Naturally, this brings up the subject of "hedging." Some might interpret a probabilistic forecast as a hedge, and that's not an unreasonable position, from at least some viewpoints. However, what we are concerned with regarding "hedging" in verification is a tendency to depart from a forecaster's best judgement in a misguided effort to improve verification scores. The example just given is just such a foolish attempt; although doing so would improve the "reliability" score (perhaps), it also would increase the RMSE, and other measures, to the overall detriment of the results. In what has been referred to as a "strictly proper" verification system, a forecaster obtains his or her best verification scores when making a forecast equal to his or her best estimate. Many forecasters believe that any verificaiton system can be "played" to achieve optimal results ... if a forecaster does this, then the only real loser is usually the forecaster (and the forecast users), because then the benefits to the forecaster associated with the verification exercise are lost. It is indeed possible to hedge forecasts in this way, even with a strictly proper scoring system, but when the scoring is strictly proper it is easily shown that the forecaster does more poorly overall this way than by going with the his or her best judgement.

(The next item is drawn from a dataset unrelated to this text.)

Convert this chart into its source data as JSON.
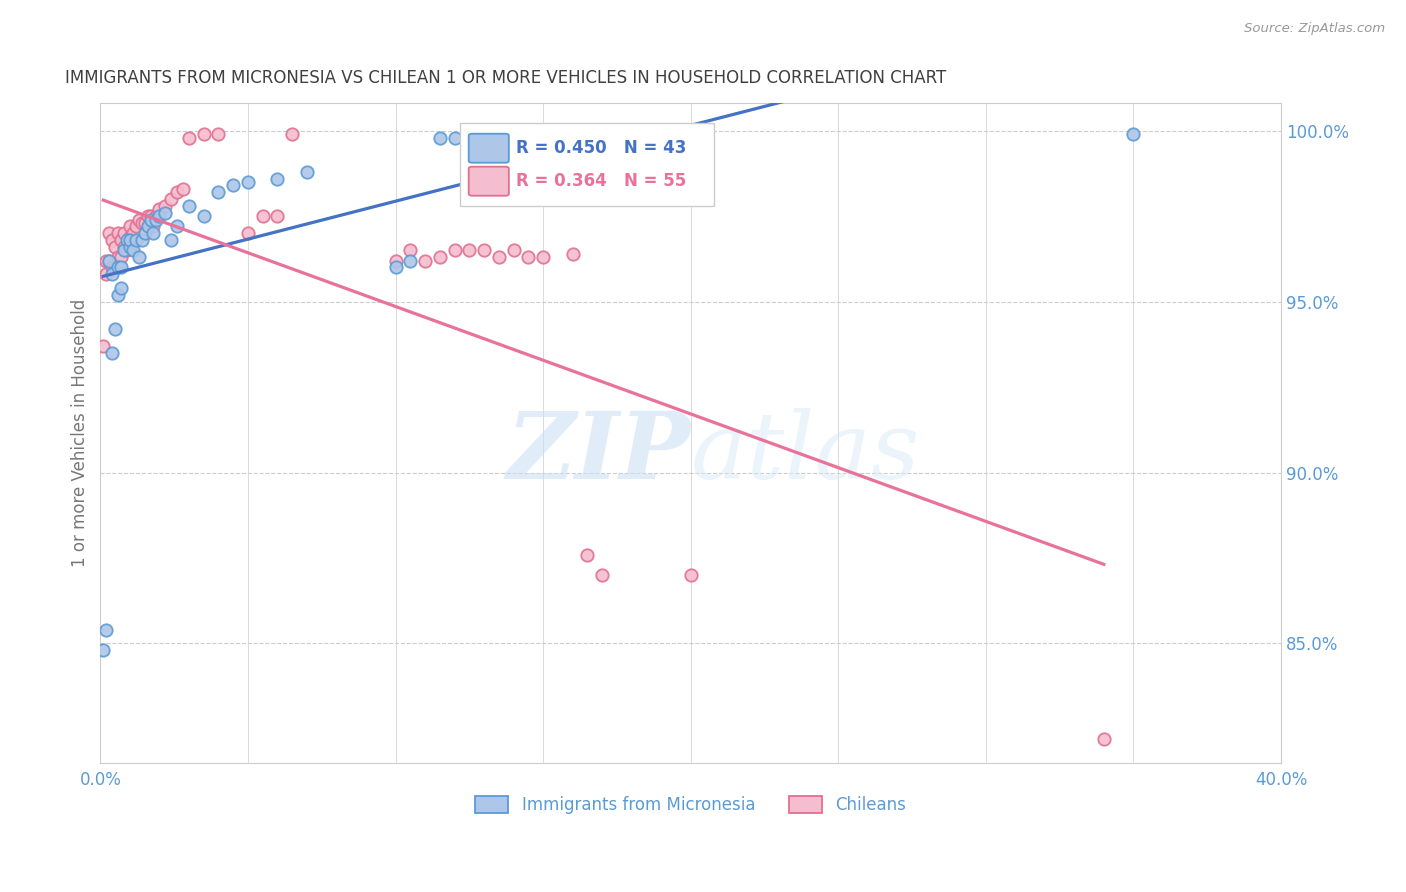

Of course, this presumes that the forecaster has "calibrated" the forecasts by obtaining regular feedback from verification results. It's imperative that this feedback be as rapid as possible, given the constraint that a useful evaluation of probabilistic forecasts requires a reasonably large ensemble of forecasts. Hence, setting up a verification system should include a mechanism to display the results to the forecasters as soon as they are available. It would make sense that individuals could see their own tables, charts, and numbers, as well as the capability to compare their results to those of the group, but there is no obvious benefit to making every individual's data available to the group.

Bibliography

Murphy, A.H., 1973: Hedging and skill scores for probability forecasts. J. Appl. Meteor., 12, 215-223.

______, 1978: On the evaluation of point precipitation probability forecasts in terms of areal coverage. Mon. Wea. Rev., 106, 1680-1686.

______, 1991a: Probabilities, odds, and forecasts of rare events. Wea. Forecasting, 6, 302-307.

______, 1991b: Forecast verification: Its complexity and dimensionality. Mon. Wea. Rev., 119, 1590-1601.

______, 1993: What is a good forecast? An essay on the nature of goodness in weather forecasting. Wea. Forecasting, 8, 281-293.

______, and R.L. Winkler, 1971: Forecasters and probability forecasts: Some current problems. Bull. Amer. Meteor. Soc., 52, 239-247.

______, and _____, 1984: Probability forecasting in meteorology. J. Amer. Stat. Assoc., 79, 489-500.

______, and _____, 1987: A general framework for forecast verification. Mon. Wea. Rev., 115, 1330-1338.

______, and _____, 1992: Diagnostic verification of probability forecasts. Int. J. Forecasting, 7, 435-455.

Sanders, F., 1963: On subjective probability forecasting. J. Appl. Meteor., 2, 191-201.